SAN JOSE, Calif. — After a morning spent whale watching in the Monterey Bay, the passengers on the Point Sur Clipper on April 27 didn’t notice anything amiss when they first spotted the humpback.
SAN JOSE, Calif. — After a morning spent whale watching in the Monterey Bay, the passengers on the Point Sur Clipper on April 27 didn’t notice anything amiss when they first spotted the humpback.
But unlike the other whales, the 25-foot-long young adult stuck near the surface — and it didn’t dive down to feast on the blooms of krill that attract humpbacks to the bay. “It wouldn’t fluke up,” said Nancy Black, a marine biologist on board the ship that day, referring to the picture-perfect tail flip that humpbacks display before diving to feed. Looking closer, the passenger on the Point Sur also noticed several buoys were strangely close to the whale, trailing behind it.
Black called the U.S. Coast Guard, which soon discovered that the whale was ensnared in a crab pot line. That led to a weekslong rescue effort involving federal and state agencies, six nonprofits, several businesses and dozens of volunteers, who battled rough seas from Monterey to Santa Barbara to give the humpback a shot at survival.
Such large-scale whale rescues are likely to become more common as the population of humpbacks and other whales continues to climb along the California coast, after being suppressed by centuries of whaling. The humpbacks swim north during the spring and summer to feed, clashing with the end of crab season, which in the Monterey Bay extends into July.
Most crab pots are removed from the water in the winter, after the largest crabs are taken, said Pete Kalvass, a senior marine biologist with the California Department of Fish and Wildlife. So in the past, he said, whales rarely tangled with crab fishing gear. But in recent weeks, four entangled whales were reported off the West Coast. Two were freed, including a humpback let loose May 6 off the Oregon coast. Crews were unable to attach satellite telemetry tags to two others, and they have not been spotted again.
Once snagged, it wasn’t easy to free the whale, the rescuers said as they recounted the adventure.
After Black called the Coast Guard shortly after noon that Sunday, the Guard activated the Whale Entanglement Team, a trained volunteer squad affiliated with the National Marine Fisheries Service. Affectionately called WET, the squad stayed close to the whale, giving the fare-paying passengers on the Point Sur Clipper an extra-long trip.
By 3 p.m., the team had clipped a satellite tag to the gear already wrapped around the whale. Now, wherever the humpback went, they could find it. And that was key, said Pieter Folkens, team leader and marine mammal expert.
Early the next morning, a blustery day with choppy seas in the Monterey Bay, the team found the whale again. It was still struggling, breathing often at the surface and swimming slowly.
Armed with long poles and knives, the crew leaned over the rocking boats, struggling to snip the line. They managed to remove the crab pot and 300 feet of line, but another 50 feet of line remained wrapped around the whale’s tail, dragging several buoys.

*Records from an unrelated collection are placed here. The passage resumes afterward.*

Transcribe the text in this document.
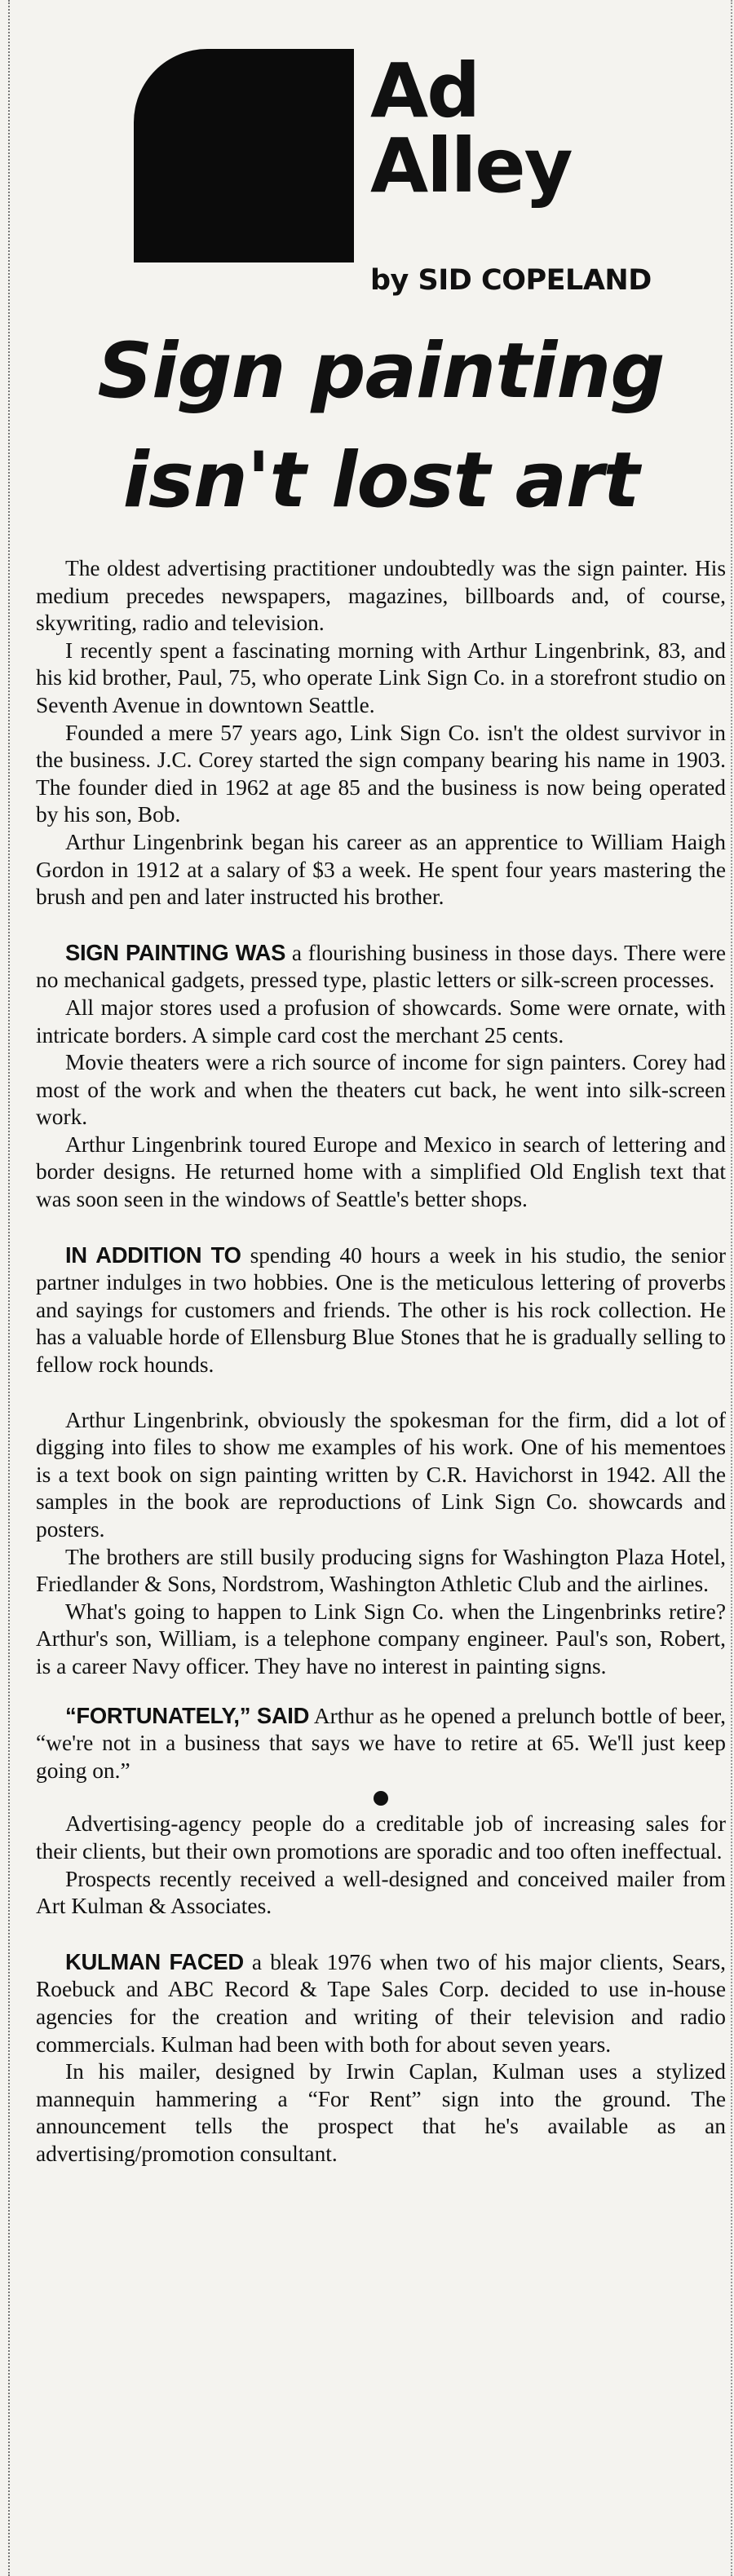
Ad
Alley
by SID COPELAND
Sign painting
isn't lost art

The oldest advertising practitioner undoubtedly was the sign painter. His medium precedes newspapers, magazines, billboards and, of course, skywriting, radio and television.

I recently spent a fascinating morning with Arthur Lingenbrink, 83, and his kid brother, Paul, 75, who operate Link Sign Co. in a storefront studio on Seventh Avenue in downtown Seattle.

Founded a mere 57 years ago, Link Sign Co. isn't the oldest survivor in the business. J.C. Corey started the sign company bearing his name in 1903. The founder died in 1962 at age 85 and the business is now being operated by his son, Bob.

Arthur Lingenbrink began his career as an apprentice to William Haigh Gordon in 1912 at a salary of $3 a week. He spent four years mastering the brush and pen and later instructed his brother.

SIGN PAINTING WAS a flourishing business in those days. There were no mechanical gadgets, pressed type, plastic letters or silk-screen processes.

All major stores used a profusion of showcards. Some were ornate, with intricate borders. A simple card cost the merchant 25 cents.

Movie theaters were a rich source of income for sign painters. Corey had most of the work and when the theaters cut back, he went into silk-screen work.

Arthur Lingenbrink toured Europe and Mexico in search of lettering and border designs. He returned home with a simplified Old English text that was soon seen in the windows of Seattle's better shops.

IN ADDITION TO spending 40 hours a week in his studio, the senior partner indulges in two hobbies. One is the meticulous lettering of proverbs and sayings for customers and friends. The other is his rock collection. He has a valuable horde of Ellensburg Blue Stones that he is gradually selling to fellow rock hounds.

Arthur Lingenbrink, obviously the spokesman for the firm, did a lot of digging into files to show me examples of his work. One of his mementoes is a text book on sign painting written by C.R. Havichorst in 1942. All the samples in the book are reproductions of Link Sign Co. showcards and posters.

The brothers are still busily producing signs for Washington Plaza Hotel, Friedlander & Sons, Nordstrom, Washington Athletic Club and the airlines.

What's going to happen to Link Sign Co. when the Lingenbrinks retire? Arthur's son, William, is a telephone company engineer. Paul's son, Robert, is a career Navy officer. They have no interest in painting signs.

“FORTUNATELY,” SAID Arthur as he opened a prelunch bottle of beer, “we're not in a business that says we have to retire at 65. We'll just keep going on.”

Advertising-agency people do a creditable job of increasing sales for their clients, but their own promotions are sporadic and too often ineffectual.

Prospects recently received a well-designed and conceived mailer from Art Kulman & Associates.

KULMAN FACED a bleak 1976 when two of his major clients, Sears, Roebuck and ABC Record & Tape Sales Corp. decided to use in-house agencies for the creation and writing of their television and radio commercials. Kulman had been with both for about seven years.

In his mailer, designed by Irwin Caplan, Kulman uses a stylized mannequin hammering a “For Rent” sign into the ground. The announcement tells the prospect that he's available as an advertising/promotion consultant.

By now the seas were churning, swells grew to 10 feet high, tossing the boats up and down.
“I’m calling over, ‘You’ve got to stop,’ ” said Peggy Stap, a WET member affiliated with the nonprofit Marine Life Studies in Monterey.
Fearing for their safety, the crew turned back.
Team members then spent the next several evenings trying to figure out the best way to free the whale.
Meanwhile, the whale swam south, burdened by the line that clenched its tail. As the winds continued to blow, the humpback zigged and zagged. On May 1, it strayed too far offshore from Big Sur to mount a rescue.
Seven days later, rescuers geared up and drove south to Point Arguello, but at the last minute high seas forced them to stop.
By now, the whale was shedding weight, Folkens said. Its tracks were becoming jagged, circular. Rescuers waited onshore, anxiously watching and waiting, Stap said.
As the days passed, the whale’s chances of recovery dropped. The tissue in its tail had begun to die, said Justin Viezbicke, a WET coordinator with the National Marine Fisheries Service.
Finally, early in the morning of May 14, 17 days after the whale had first been spotted, some 20 rescuers — split between four boats — gathered near Santa Barbara. The water was calm, and the whale was close.
Working with hooks and knives, the crews worked for more than an hour. And just before 9 a.m., the last loop was removed.
After swimming some 700 miles entwined in rope, the whale was free.
Folkens, the marine mammal expert, said a poet wouldn’t be able to describe the rush of emotions he felt when the final bits of line were snipped.
“It’s a combination of feelings of success and accomplishment and being a part of something that makes a difference,” Folkens said.
Although other rescuers expressed optimism about the whale’s chances, Viezbicke said he really didn’t know how the whale would fare.
“It’s always very difficult to say,” Viezbicke said. “I think the main thing is this animal has a chance now — and before it didn’t.”